First Weeks are Usually Chaotic. This First Week for new PM Boris Johnson was No Better nor Any Worse Than Any Other PM’s First Week

Of course, the media need to sell newspapers, get airtime, get clicks on their websites, but it’s time to move on. First weeks are always this way and have been since before there were rocks.

Boris Johnson hit a positive note in his first week, got a bit of bad news later in the week, and one hopes he simply carries on as Winston Churchill would do when faced with a similar week — and that is to raise the ante by a factor of one in regards to taking the fight to his political opponents, and even more importantly, continuing to inform Britons about his vision for the country.

Looking too far ahead isn’t a productive use of his time at present, but setting out his government’s plans for the foreseeable future would probably prove comforting to Britons.

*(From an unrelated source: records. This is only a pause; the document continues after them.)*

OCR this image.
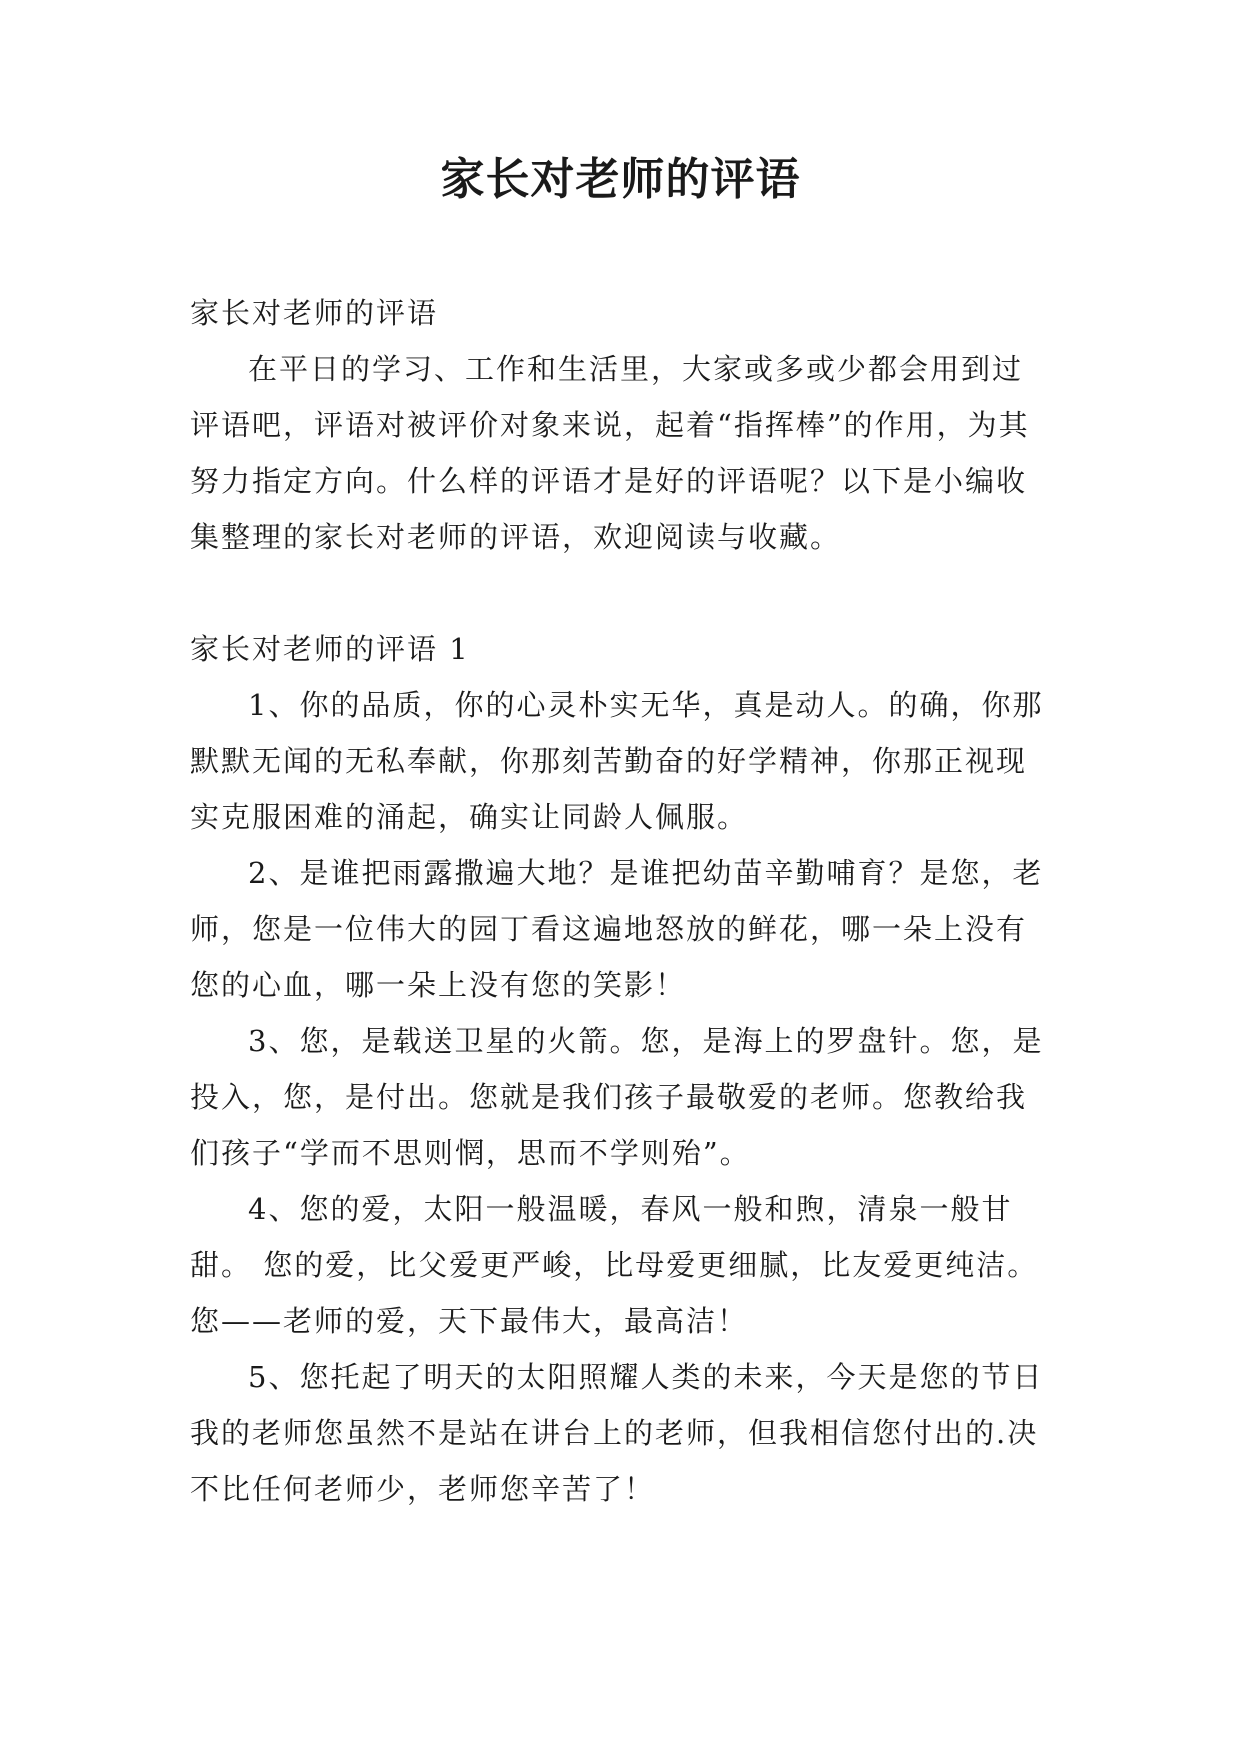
家长对老师的评语

家长对老师的评语

在平日的学习、工作和生活里，大家或多或少都会用到过评语吧，评语对被评价对象来说，起着“指挥棒”的作用，为其努力指定方向。什么样的评语才是好的评语呢？以下是小编收集整理的家长对老师的评语，欢迎阅读与收藏。

家长对老师的评语 1

1、你的品质，你的心灵朴实无华，真是动人。的确，你那默默无闻的无私奉献，你那刻苦勤奋的好学精神，你那正视现实克服困难的涌起，确实让同龄人佩服。

2、是谁把雨露撒遍大地？是谁把幼苗辛勤哺育？是您，老师，您是一位伟大的园丁看这遍地怒放的鲜花，哪一朵上没有您的心血，哪一朵上没有您的笑影！

3、您，是载送卫星的火箭。您，是海上的罗盘针。您，是投入，您，是付出。您就是我们孩子最敬爱的老师。您教给我们孩子“学而不思则惘，思而不学则殆”。

4、您的爱，太阳一般温暖，春风一般和煦，清泉一般甘甜。 您的爱，比父爱更严峻，比母爱更细腻，比友爱更纯洁。 您——老师的爱，天下最伟大，最高洁！

5、您托起了明天的太阳照耀人类的未来，今天是您的节日我的老师您虽然不是站在讲台上的老师，但我相信您付出的.决不比任何老师少，老师您辛苦了！
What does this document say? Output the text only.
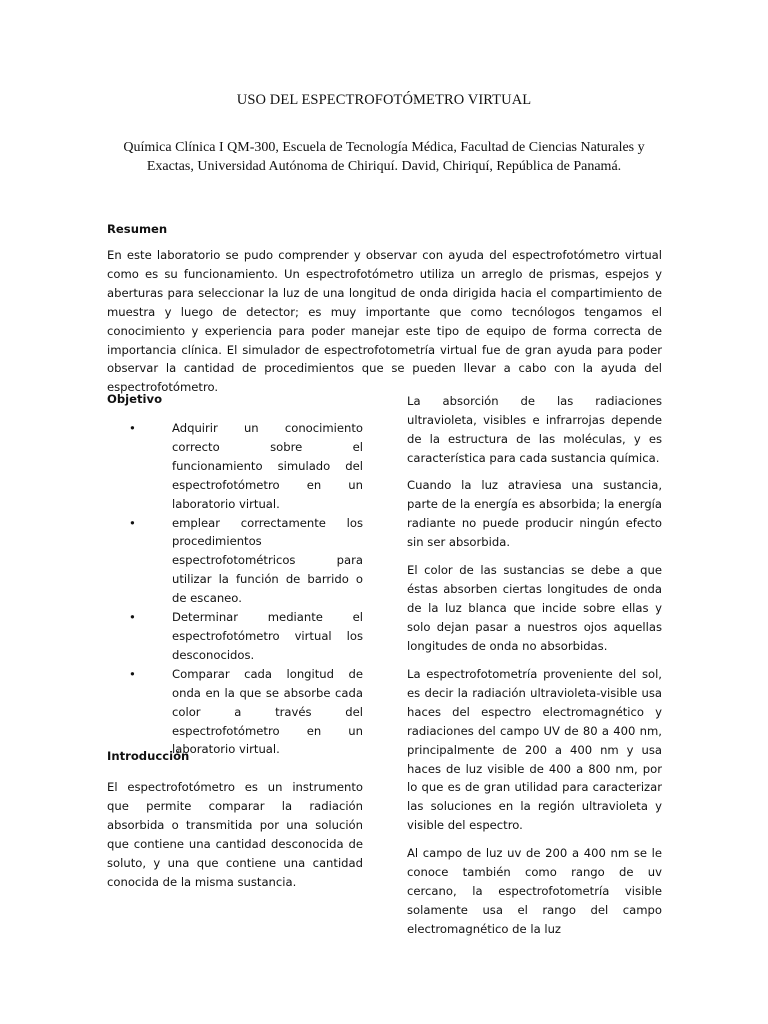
USO DEL ESPECTROFOTÓMETRO VIRTUAL
Química Clínica I QM-300, Escuela de Tecnología Médica, Facultad de Ciencias Naturales y Exactas, Universidad Autónoma de Chiriquí. David, Chiriquí, República de Panamá.
Resumen

En este laboratorio se pudo comprender y observar con ayuda del espectrofotómetro virtual como es su funcionamiento. Un espectrofotómetro utiliza un arreglo de prismas, espejos y aberturas para seleccionar la luz de una longitud de onda dirigida hacia el compartimiento de muestra y luego de detector; es muy importante que como tecnólogos tengamos el conocimiento y experiencia para poder manejar este tipo de equipo de forma correcta de importancia clínica. El simulador de espectrofotometría virtual fue de gran ayuda para poder observar la cantidad de procedimientos que se pueden llevar a cabo con la ayuda del espectrofotómetro.

Objetivo
•	Adquirir un conocimiento correcto sobre el funcionamiento simulado del espectrofotómetro en un laboratorio virtual.
•	emplear correctamente los procedimientos espectrofotométricos para utilizar la función de barrido o de escaneo.
•	Determinar mediante el espectrofotómetro virtual los desconocidos.
•	Comparar cada longitud de onda en la que se absorbe cada color a través del espectrofotómetro en un laboratorio virtual.
Introducción

El espectrofotómetro es un instrumento que permite comparar la radiación absorbida o transmitida por una solución que contiene una cantidad desconocida de soluto, y una que contiene una cantidad conocida de la misma sustancia.

La absorción de las radiaciones ultravioleta, visibles e infrarrojas depende de la estructura de las moléculas, y es característica para cada sustancia química.

Cuando la luz atraviesa una sustancia, parte de la energía es absorbida; la energía radiante no puede producir ningún efecto sin ser absorbida.

El color de las sustancias se debe a que éstas absorben ciertas longitudes de onda de la luz blanca que incide sobre ellas y solo dejan pasar a nuestros ojos aquellas longitudes de onda no absorbidas.

La espectrofotometría proveniente del sol, es decir la radiación ultravioleta-visible usa haces del espectro electromagnético y radiaciones del campo UV de 80 a 400 nm, principalmente de 200 a 400 nm y usa haces de luz visible de 400 a 800 nm, por lo que es de gran utilidad para caracterizar las soluciones en la región ultravioleta y visible del espectro.

Al campo de luz uv de 200 a 400 nm se le conoce también como rango de uv cercano, la espectrofotometría visible solamente usa el rango del campo electromagnético de la luz
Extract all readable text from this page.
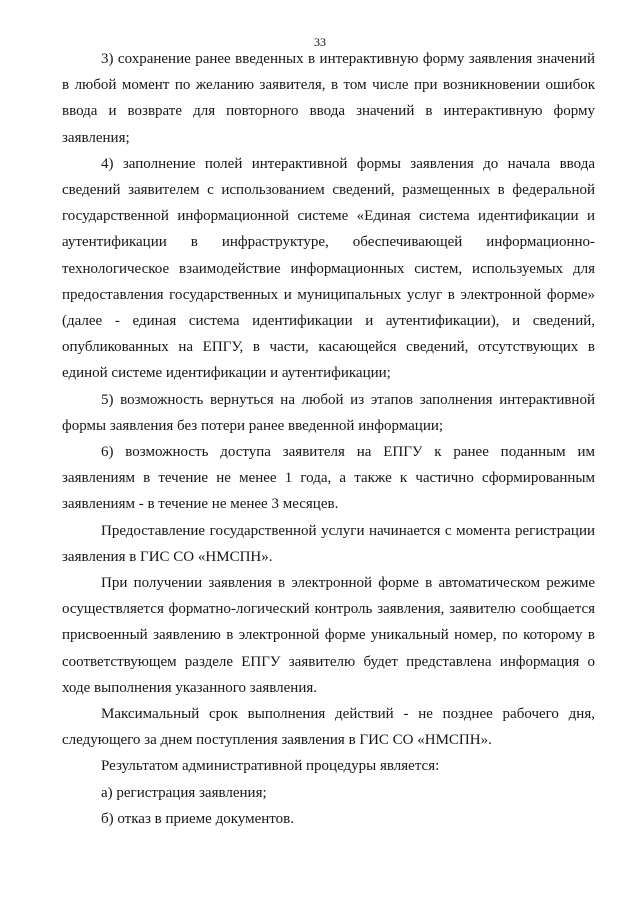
33

3) сохранение ранее введенных в интерактивную форму заявления значений в любой момент по желанию заявителя, в том числе при возникновении ошибок ввода и возврате для повторного ввода значений в интерактивную форму заявления;

4) заполнение полей интерактивной формы заявления до начала ввода сведений заявителем с использованием сведений, размещенных в федеральной государственной информационной системе «Единая система идентификации и аутентификации в инфраструктуре, обеспечивающей информационно-технологическое взаимодействие информационных систем, используемых для предоставления государственных и муниципальных услуг в электронной форме» (далее - единая система идентификации и аутентификации), и сведений, опубликованных на ЕПГУ, в части, касающейся сведений, отсутствующих в единой системе идентификации и аутентификации;

5) возможность вернуться на любой из этапов заполнения интерактивной формы заявления без потери ранее введенной информации;

6) возможность доступа заявителя на ЕПГУ к ранее поданным им заявлениям в течение не менее 1 года, а также к частично сформированным заявлениям - в течение не менее 3 месяцев.

Предоставление государственной услуги начинается с момента регистрации заявления в ГИС СО «НМСПН».

При получении заявления в электронной форме в автоматическом режиме осуществляется форматно-логический контроль заявления, заявителю сообщается присвоенный заявлению в электронной форме уникальный номер, по которому в соответствующем разделе ЕПГУ заявителю будет представлена информация о ходе выполнения указанного заявления.

Максимальный срок выполнения действий - не позднее рабочего дня, следующего за днем поступления заявления в ГИС СО «НМСПН».

Результатом административной процедуры является:

а) регистрация заявления;

б) отказ в приеме документов.
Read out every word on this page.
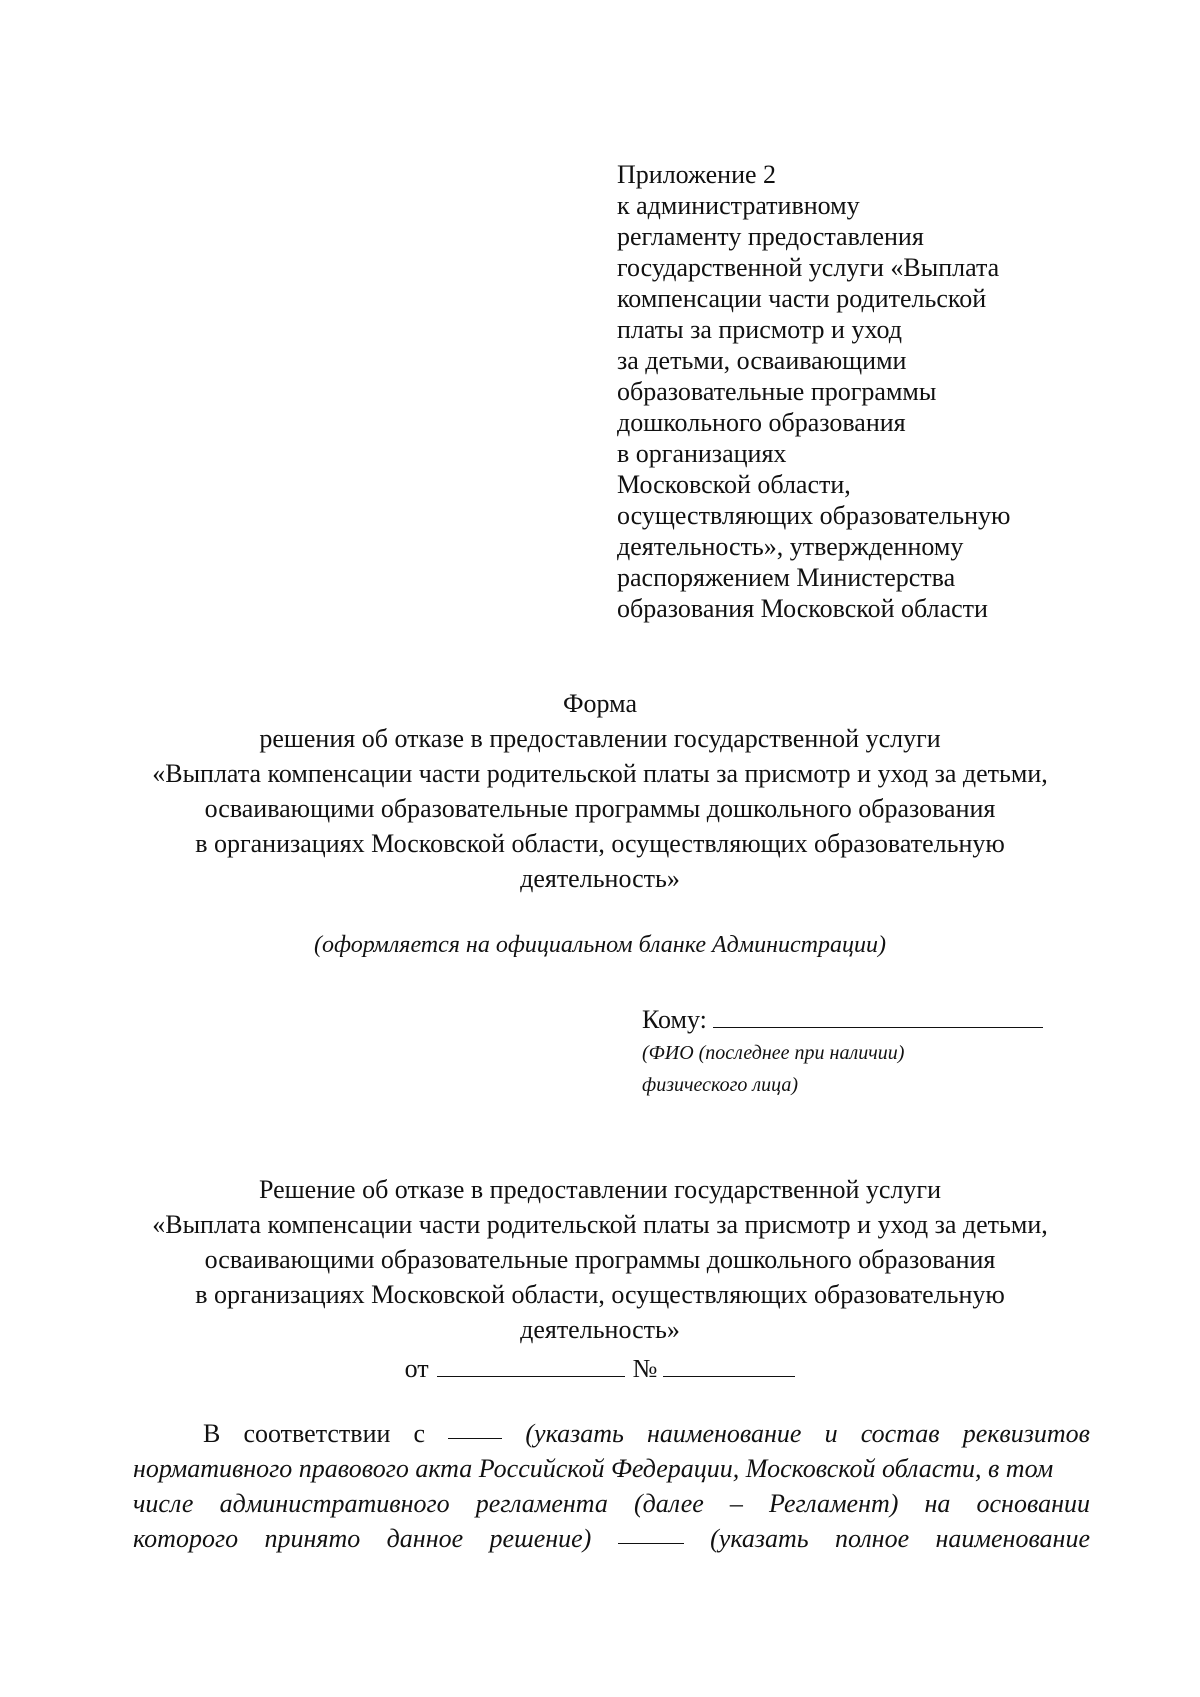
Приложение 2
к административному
регламенту предоставления
государственной услуги «Выплата
компенсации части родительской
платы за присмотр и уход
за детьми, осваивающими
образовательные программы
дошкольного образования
в организациях
Московской области,
осуществляющих образовательную
деятельность», утвержденному
распоряжением Министерства
образования Московской области
Форма
решения об отказе в предоставлении государственной услуги
«Выплата компенсации части родительской платы за присмотр и уход за детьми,
осваивающими образовательные программы дошкольного образования
в организациях Московской области, осуществляющих образовательную
деятельность»
(оформляется на официальном бланке Администрации)
Кому:
(ФИО (последнее при наличии)
физического лица)
Решение об отказе в предоставлении государственной услуги
«Выплата компенсации части родительской платы за присмотр и уход за детьми,
осваивающими образовательные программы дошкольного образования
в организациях Московской области, осуществляющих образовательную
деятельность»
от	№
В соответствии с	(указать наименование и состав реквизитов
нормативного правового акта Российской Федерации, Московской области, в том
числе административного регламента (далее – Регламент) на основании
которого принято данное решение)	(указать полное наименование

And if the Prime Minister can get beyond merely informing Britons and the business community about his near-term plans for the country (which itself is uber-important) and carry right on to ‘the good stuff’ by getting some of those items ticked-off as DONE within the next few weeks, he will be doing himself and his party a world of good.

Let’s hope Boris Johnson has a thick skin and carries blithely on with his mission to create a more upbeat and more successful UK, and that he out-succeeds his political opponents every day until Brexit is completed and proves the ‘doomsters and gloomsters’ wrong for all time.